Part 26 (1/2)
”That also. Coleridge uses childlike rhyme and rhythm to make you feel that you are under opium's spell. In fact, he was under its spell when he wrote his poetry. But as much as it helped him create beauty, it destroyed his health. He tried desperately to gain his freedom, but it isn't easy to leave the pleasure dome.”

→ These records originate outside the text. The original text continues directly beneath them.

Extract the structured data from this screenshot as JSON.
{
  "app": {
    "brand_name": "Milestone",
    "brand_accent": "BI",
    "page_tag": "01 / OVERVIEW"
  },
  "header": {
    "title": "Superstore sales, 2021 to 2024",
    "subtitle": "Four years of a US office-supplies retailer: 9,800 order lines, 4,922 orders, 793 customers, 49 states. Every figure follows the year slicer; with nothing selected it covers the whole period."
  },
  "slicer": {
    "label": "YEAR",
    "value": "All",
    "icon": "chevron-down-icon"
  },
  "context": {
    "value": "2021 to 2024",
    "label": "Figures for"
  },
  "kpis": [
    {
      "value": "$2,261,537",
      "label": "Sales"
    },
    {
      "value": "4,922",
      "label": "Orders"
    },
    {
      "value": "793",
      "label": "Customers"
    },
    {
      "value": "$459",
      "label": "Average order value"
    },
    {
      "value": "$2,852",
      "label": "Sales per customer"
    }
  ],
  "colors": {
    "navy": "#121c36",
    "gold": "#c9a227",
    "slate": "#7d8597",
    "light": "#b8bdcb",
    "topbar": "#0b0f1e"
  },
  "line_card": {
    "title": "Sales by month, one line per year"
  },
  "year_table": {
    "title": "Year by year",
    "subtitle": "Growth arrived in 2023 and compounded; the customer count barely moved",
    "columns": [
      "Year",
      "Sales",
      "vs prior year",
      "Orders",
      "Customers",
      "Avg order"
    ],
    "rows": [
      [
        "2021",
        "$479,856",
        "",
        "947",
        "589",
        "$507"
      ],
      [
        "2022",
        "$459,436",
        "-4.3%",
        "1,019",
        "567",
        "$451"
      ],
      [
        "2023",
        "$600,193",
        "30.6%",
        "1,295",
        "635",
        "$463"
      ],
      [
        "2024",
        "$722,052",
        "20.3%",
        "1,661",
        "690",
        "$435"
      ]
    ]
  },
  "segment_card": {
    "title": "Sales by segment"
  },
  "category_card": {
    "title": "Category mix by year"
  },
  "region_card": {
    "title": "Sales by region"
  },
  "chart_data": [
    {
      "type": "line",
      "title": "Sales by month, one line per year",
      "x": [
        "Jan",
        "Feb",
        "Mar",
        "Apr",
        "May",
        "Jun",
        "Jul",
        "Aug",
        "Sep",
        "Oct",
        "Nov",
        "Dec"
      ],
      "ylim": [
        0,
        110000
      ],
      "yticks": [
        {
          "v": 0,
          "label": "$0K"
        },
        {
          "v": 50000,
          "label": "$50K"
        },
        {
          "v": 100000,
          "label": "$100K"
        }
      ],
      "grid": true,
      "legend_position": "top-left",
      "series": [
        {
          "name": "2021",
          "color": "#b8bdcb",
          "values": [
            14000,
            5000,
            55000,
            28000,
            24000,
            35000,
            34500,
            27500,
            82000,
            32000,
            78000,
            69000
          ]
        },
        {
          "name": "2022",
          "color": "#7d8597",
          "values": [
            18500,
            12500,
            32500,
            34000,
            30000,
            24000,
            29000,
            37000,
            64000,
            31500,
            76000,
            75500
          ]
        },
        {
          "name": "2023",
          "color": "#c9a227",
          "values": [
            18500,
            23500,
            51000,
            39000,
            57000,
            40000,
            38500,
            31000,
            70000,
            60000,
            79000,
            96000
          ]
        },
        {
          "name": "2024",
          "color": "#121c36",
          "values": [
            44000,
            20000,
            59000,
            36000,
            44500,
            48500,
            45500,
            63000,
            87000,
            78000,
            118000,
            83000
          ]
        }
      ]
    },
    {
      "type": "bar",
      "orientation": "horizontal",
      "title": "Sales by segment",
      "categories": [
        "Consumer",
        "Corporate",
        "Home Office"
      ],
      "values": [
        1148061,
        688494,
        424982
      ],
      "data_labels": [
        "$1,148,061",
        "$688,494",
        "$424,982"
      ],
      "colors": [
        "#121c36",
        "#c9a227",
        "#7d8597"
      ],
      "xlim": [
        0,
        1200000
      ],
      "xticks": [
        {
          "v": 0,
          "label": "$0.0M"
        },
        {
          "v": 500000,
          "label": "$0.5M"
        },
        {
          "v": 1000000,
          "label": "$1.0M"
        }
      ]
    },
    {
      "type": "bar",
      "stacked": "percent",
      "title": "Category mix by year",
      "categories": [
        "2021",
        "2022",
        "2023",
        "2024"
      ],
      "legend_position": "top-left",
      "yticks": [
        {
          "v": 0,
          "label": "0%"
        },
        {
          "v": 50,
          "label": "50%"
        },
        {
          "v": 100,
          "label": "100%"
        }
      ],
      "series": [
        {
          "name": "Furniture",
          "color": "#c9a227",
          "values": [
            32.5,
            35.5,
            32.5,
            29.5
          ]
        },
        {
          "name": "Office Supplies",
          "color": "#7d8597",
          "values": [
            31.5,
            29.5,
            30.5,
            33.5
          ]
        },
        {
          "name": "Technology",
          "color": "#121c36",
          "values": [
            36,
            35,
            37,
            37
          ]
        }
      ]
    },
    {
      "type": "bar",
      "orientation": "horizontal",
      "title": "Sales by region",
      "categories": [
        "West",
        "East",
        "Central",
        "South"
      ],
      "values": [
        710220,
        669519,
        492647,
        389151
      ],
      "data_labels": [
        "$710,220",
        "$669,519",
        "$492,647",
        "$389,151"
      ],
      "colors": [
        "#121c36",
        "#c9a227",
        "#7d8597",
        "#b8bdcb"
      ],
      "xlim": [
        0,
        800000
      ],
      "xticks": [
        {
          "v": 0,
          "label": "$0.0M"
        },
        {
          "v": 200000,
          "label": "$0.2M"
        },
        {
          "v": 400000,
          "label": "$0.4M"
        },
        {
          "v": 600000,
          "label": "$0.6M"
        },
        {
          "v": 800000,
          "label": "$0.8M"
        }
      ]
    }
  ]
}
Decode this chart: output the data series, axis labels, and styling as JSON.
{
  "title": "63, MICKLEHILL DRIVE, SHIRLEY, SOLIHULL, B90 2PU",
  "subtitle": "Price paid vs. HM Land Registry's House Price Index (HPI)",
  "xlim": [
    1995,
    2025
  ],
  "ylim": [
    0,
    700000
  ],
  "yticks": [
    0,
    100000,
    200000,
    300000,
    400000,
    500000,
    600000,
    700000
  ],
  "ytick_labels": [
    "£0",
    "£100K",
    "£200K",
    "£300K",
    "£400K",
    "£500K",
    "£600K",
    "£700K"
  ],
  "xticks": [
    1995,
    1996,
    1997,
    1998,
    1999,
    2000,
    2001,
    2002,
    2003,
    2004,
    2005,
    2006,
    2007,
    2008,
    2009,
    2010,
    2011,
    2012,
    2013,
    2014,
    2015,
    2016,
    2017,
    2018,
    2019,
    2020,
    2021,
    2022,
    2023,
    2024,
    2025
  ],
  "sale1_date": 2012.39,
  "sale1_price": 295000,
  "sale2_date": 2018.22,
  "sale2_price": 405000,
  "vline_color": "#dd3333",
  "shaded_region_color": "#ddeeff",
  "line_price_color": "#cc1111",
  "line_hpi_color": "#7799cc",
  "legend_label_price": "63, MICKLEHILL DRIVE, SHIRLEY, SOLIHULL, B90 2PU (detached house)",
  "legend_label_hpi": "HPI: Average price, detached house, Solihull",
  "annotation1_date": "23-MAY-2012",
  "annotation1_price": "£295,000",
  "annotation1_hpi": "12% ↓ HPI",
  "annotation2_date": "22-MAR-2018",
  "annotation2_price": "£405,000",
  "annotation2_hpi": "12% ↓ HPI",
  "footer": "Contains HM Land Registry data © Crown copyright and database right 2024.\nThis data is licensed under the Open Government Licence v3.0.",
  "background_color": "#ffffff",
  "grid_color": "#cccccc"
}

Shouts made the wagon stop. Bodies jostled the sides, shaking Emily awake.
”What's that noise?” she murmured.
”Inspector, you'd better get out here!” the driver yelled.
Becker and Ryan jumped hurriedly down, confronted by shadows storming from the fog.
A shrouded streetlamp revealed men holding swords, knives, rifles, and clubs.
”What's your business here?” one of the men demanded.
”I could ask you the same,” Ryan answered.
”But we know who we are, and you're a stranger.”
”We're police officers.”
”Look like beggars to me.” The smell of gin wafted from the man. ”The bloke next to you has a coat that's almost in rags.” The reference was to the knife slashes that De Quincey's attacker had inflicted on Becker's garment.
”And blood!” another man shouted, pointing.
One of the knife slashes had nicked Becker's chest, the blood now dried.
”Still has the victims' blood on 'im.”
”It's my own blood,” Becker told them. ”I'm an off-duty constable. This is Inspector Ryan. If you want to see a uniform, look at the driver.”
”Yes, the driver's wearin' a constable's uniform, but so was the killer when he slaughtered fifteen poor souls in a tavern. People first thought he was a sailor, but it turned out he was a constable. Dressed as a sergeant.”
”Not fifteen victims in a tavern,” Ryan insisted. ”Eight.”
”And six people in a surgeon's office!”
”Three,” Becker corrected him.
”How would you be so certain unless you was there! Uniform, my a.r.s.e. The killer was disguised as a policeman, so how can we believe a stranger wearin' a uniform?”
”Look, this other bloke has red hair peekin' under his cap!”
”Iris.h.!.+”
”Wait! I'll show you my badge!” Ryan reached into his coat.
”He's goin' for a knife!”
”Get 'im!”
The mob charged, pinning Ryan and Becker against the wagon. The impact knocked Becker's teeth together. A club struck his shoulder.
Ryan groaned.
Abruptly a woman screamed.
A man attacking Ryan swung toward the fog. ”Who's that?”
”Help!” the woman shrieked.
”Where?”
”There!”
”Help! He attacked me!”
Astonished, Becker saw a woman stumble from the fog. Her bonnet hung from her neck. Her coat was torn open, the top part of her dress ripped.
The woman was Emily.
”He grabbed me! He tried to-”
”Where?”
”Down that alley! A policeman! He ripped my dress! He tried to-”
”Let's go! The b.a.s.t.a.r.d's gettin' away!”
The mob raged past Ryan and Becker, disappearing into the fog toward where Emily pointed.
”Hurry,” Becker told her, helping her into the wagon.
Under the canvas roof, Becker heard Ryan jump up next to the driver. ”Get out of here fast.”
As the wagon jostled rapidly over the cobblestones, Emily fumbled to secure the top of her dress and to close her coat.
”Well done,” Becker told her.
”It was all I could think of.” Working to catch her breath, Emily adjusted her bonnet.
”And if that didn't distract them,” De Quincey indicated, ”this was the other plan.”
De Quincey had taken the lantern from its hook in the wagon and held it as if to throw it from the wagon.
”The crash when it landed and the explosion of flames might have confused them enough for you to escape into the fog.”
”But what about the two of you? The mob would have turned on you.”
”A short, elderly man and a young woman?” De Quincey shrugged. ”We were prepared to claim to be your prisoners. Not even drunkards would have thought we were dangerous.”
”But you are,” Becker said, studying them with admiration. ”You're two of the most dangerous people I ever met.”